The excitable announcer at London’s shiny new velodrome had promised the crowd would ‘blow off the roof’ and ‘literally burst with pride’ and, while thankfully no injuries were reported, it was certainly an explosive evening for the hosts.
First Victoria Pendleton and Jess Varnish claimed the scalp of Australia’s Kaarle McCulloch and Anna Meares to win the women’s team sprint, rewriting the world record their arch-rivals had set during qualifying.
Then Great Britain’s world champion women’s team pursuit squad claimed gold and also smashed the world record, which had stood for just a few minutes.
After two golds and two world records it was almost an anti-climax for the capacity 6,000 crowd when Ross Edgar, Jason Kenny and Hoy beat Australia to win team sprint bronze, after they had ranked fourth in qualifying.
But they know they have work to do to catch up with world champions Germany and a powerful French team, who claimed gold and silver respectively, with both their times fractionally quicker than Great Britain’s 43.781 secs.
“When you look at what the Germans did we are only about a bike-length-and-a-half behind them,” said Hoy.
“There is obviously big room for improvement but we are not that far away and there can be no excuses. We are a new formation but we’ve got a medal here and that’s progress for us.
“It was solid, bordering on pleasing. We had a few glitches in that race that we need to work on but we can build on this event for the Worlds and Olympics.
“The support was amazing and maybe we got a bit carried away with that after a fast start but we were happy to improve.”

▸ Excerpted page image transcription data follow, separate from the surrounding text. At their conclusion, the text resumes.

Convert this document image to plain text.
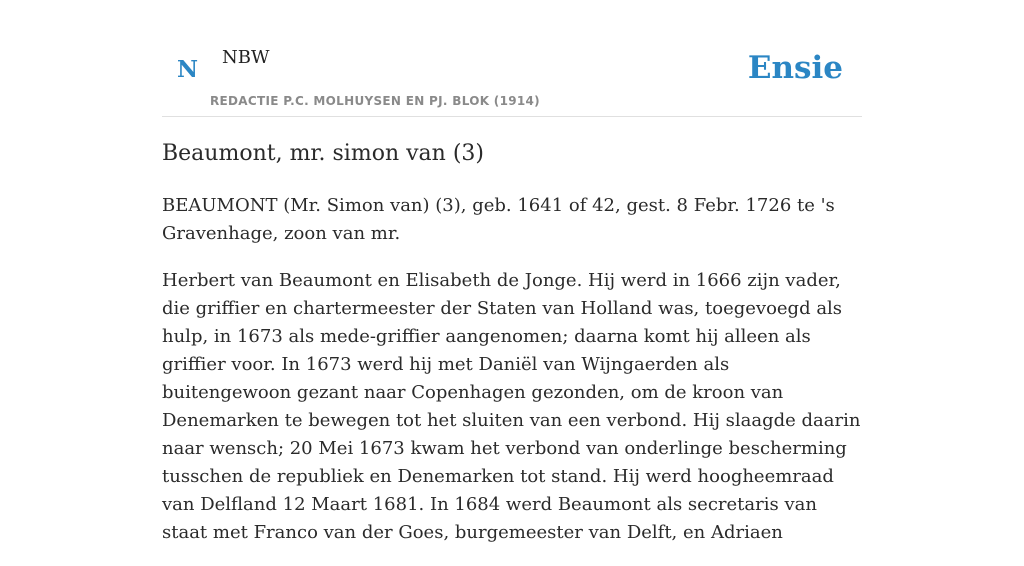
N NBW
REDACTIE P.C. MOLHUYSEN EN PJ. BLOK (1914)
Ensie
Beaumont, mr. simon van (3)

BEAUMONT (Mr. Simon van) (3), geb. 1641 of 42, gest. 8 Febr. 1726 te 's Gravenhage, zoon van mr.

Herbert van Beaumont en Elisabeth de Jonge. Hij werd in 1666 zijn vader, die griffier en chartermeester der Staten van Holland was, toegevoegd als hulp, in 1673 als mede-griffier aangenomen; daarna komt hij alleen als griffier voor. In 1673 werd hij met Daniël van Wijngaerden als buitengewoon gezant naar Copenhagen gezonden, om de kroon van Denemarken te bewegen tot het sluiten van een verbond. Hij slaagde daarin naar wensch; 20 Mei 1673 kwam het verbond van onderlinge bescherming tusschen de republiek en Denemarken tot stand. Hij werd hoogheemraad van Delfland 12 Maart 1681. In 1684 werd Beaumont als secretaris van staat met Franco van der Goes, burgemeester van Delft, en Adriaen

Hoy’s bigger challenges lie ahead, first he will compete in Saturday’s keirin before Sunday’s much-anticipated match sprint, where he knows that team-mate and world champion Kenny is pushing hard for the one available Olympic spot.

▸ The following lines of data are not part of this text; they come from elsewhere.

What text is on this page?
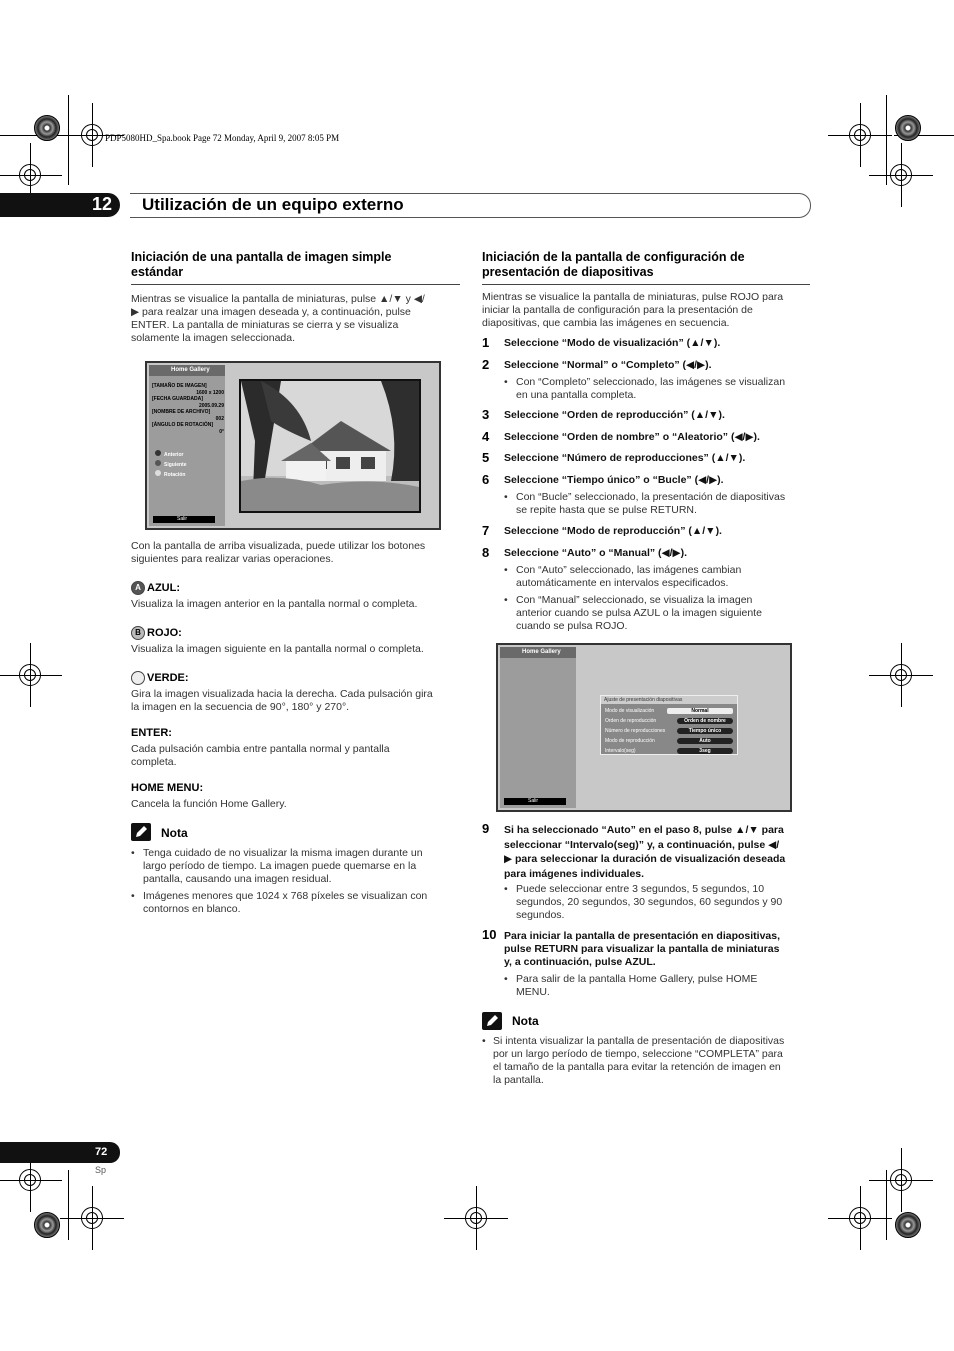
PDP5080HD_Spa.book Page 72 Monday, April 9, 2007 8:05 PM
12 Utilización de un equipo externo
Iniciación de una pantalla de imagen simple
estándar
Mientras se visualice la pantalla de miniaturas, pulse ▲/▼ y ◀/
▶ para realzar una imagen deseada y, a continuación, pulse
ENTER. La pantalla de miniaturas se cierra y se visualiza
solamente la imagen seleccionada.
Home Gallery
[TAMAÑO DE IMAGEN]
1600 x 1200
[FECHA GUARDADA]
2005.09.29
[NOMBRE DE ARCHIVO]
002
[ÁNGULO DE ROTACIÓN]
0°
Anterior
Siguiente
Rotación
Salir
Con la pantalla de arriba visualizada, puede utilizar los botones
siguientes para realizar varias operaciones.
A AZUL:
Visualiza la imagen anterior en la pantalla normal o completa.
B ROJO:
Visualiza la imagen siguiente en la pantalla normal o completa.
VERDE:
Gira la imagen visualizada hacia la derecha. Cada pulsación gira
la imagen en la secuencia de 90°, 180° y 270°.
ENTER:
Cada pulsación cambia entre pantalla normal y pantalla
completa.
HOME MENU:
Cancela la función Home Gallery.
Nota
• Tenga cuidado de no visualizar la misma imagen durante un
largo período de tiempo. La imagen puede quemarse en la
pantalla, causando una imagen residual.
• Imágenes menores que 1024 x 768 píxeles se visualizan con
contornos en blanco.
Iniciación de la pantalla de configuración de
presentación de diapositivas
Mientras se visualice la pantalla de miniaturas, pulse ROJO para
iniciar la pantalla de configuración para la presentación de
diapositivas, que cambia las imágenes en secuencia.
1 Seleccione “Modo de visualización” (▲/▼).
2 Seleccione “Normal” o “Completo” (◀/▶).
• Con “Completo” seleccionado, las imágenes se visualizan
en una pantalla completa.
3 Seleccione “Orden de reproducción” (▲/▼).
4 Seleccione “Orden de nombre” o “Aleatorio” (◀/▶).
5 Seleccione “Número de reproducciones” (▲/▼).
6 Seleccione “Tiempo único” o “Bucle” (◀/▶).
• Con “Bucle” seleccionado, la presentación de diapositivas
se repite hasta que se pulse RETURN.
7 Seleccione “Modo de reproducción” (▲/▼).
8 Seleccione “Auto” o “Manual” (◀/▶).
• Con “Auto” seleccionado, las imágenes cambian
automáticamente en intervalos especificados.
• Con “Manual” seleccionado, se visualiza la imagen
anterior cuando se pulsa AZUL o la imagen siguiente
cuando se pulsa ROJO.
Home Gallery
Salir
Ajuste de presentación diapositivas
Modo de visualización	Normal
Orden de reproducción	Orden de nombre
Número de reproducciones	Tiempo único
Modo de reproducción	Auto
Intervalo(seg)	3seg
9 Si ha seleccionado “Auto” en el paso 8, pulse ▲/▼ para
seleccionar “Intervalo(seg)” y, a continuación, pulse ◀/
▶ para seleccionar la duración de visualización deseada
para imágenes individuales.
• Puede seleccionar entre 3 segundos, 5 segundos, 10
segundos, 20 segundos, 30 segundos, 60 segundos y 90
segundos.
10 Para iniciar la pantalla de presentación en diapositivas,
pulse RETURN para visualizar la pantalla de miniaturas
y, a continuación, pulse AZUL.
• Para salir de la pantalla Home Gallery, pulse HOME
MENU.
Nota
• Si intenta visualizar la pantalla de presentación de diapositivas
por un largo período de tiempo, seleccione “COMPLETA” para
el tamaño de la pantalla para evitar la retención de imagen en
la pantalla.
72
Sp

That’s just one of British cycling’s intriguing selection worries, the other is deciding the make up of the women’s team pursuit squad.
Dani King, who was part of the world and European championship winning team last year, sat out the qualifiers but replaced Olympic silver medallist Wendy Houvenhaghel for the final, joining forces with Laura Trott and Joanna Rowsell.
Rivals Canada had gone quicker in qualifying but Britain were always ahead in the 3km race, clocking 3.18.148 to carve more than a second off the mark Australia, who won bronze, had posted in the previous race.
“I felt I had a point to prove but I believed in myself,” said King.
“Last week I didn’t make selection but I kept my head screwed on and kept focused.
“I supported the girls in qualifying as best as I could and when I got the call this morning I just thought, “I can do this.”
“The girls were amazing so I have to thank them for believing in me. I’m absolutely ecstatic.
“This world record is going to keep tumbling as all the teams keep stepping up but this is a great stepping stone now towards the Worlds and, of course, the Olympics.
“But we are a team of four and Wendy was really pleased with how we went. She is a really important member of the team.”
King also paid tribute to partisan home supporters, who played their part in roaring the hosts to victory.
“It’s difficult not to get carried away with your emotions in this atmosphere but that have that crowd behind you is amazing,” she added.
Pendleton has spent the last few days telling anyone that will listen that this week’s event was an almost irrelevant stepping stone towards the Olympics.
But after winning team sprint gold, smashing the world record and claiming the scalp of Australian arch-rival Anna Meares, alongside British team-mate Jess Varnish, she struggled to hide her joy.
To say that Pendleton and Meares don’t like each other would not be doing justice to their rivalry – and with next month’s World Championships in Melbourne each head-to-head during the Olympic countdown has added meaning.
“I can’t explain how great it feels to get the world record,” said Pendleton, who had watched Meares and team-mate Kaarle McCulloch set the velodrome’s first world best in qualifying.
“When the Australians broke the record this morning it definitely spurred us on.
“We knew it would be close and you can never rule out the Aussies as they are such a strong team.
“To come here and perform like this just fills us with confidence.
“The gap was so small after qualifying that we knew we could get the gold with the support of the amazing crowd.”
But considering both Great Britain and Australia are still in heavy training, safe money would suggest last night’s world record will be rewritten again in exactly 165 days time.
“We are surprised to go that quick already,” said Varnish. “There is still plenty of time to experiment with a few things and go faster.”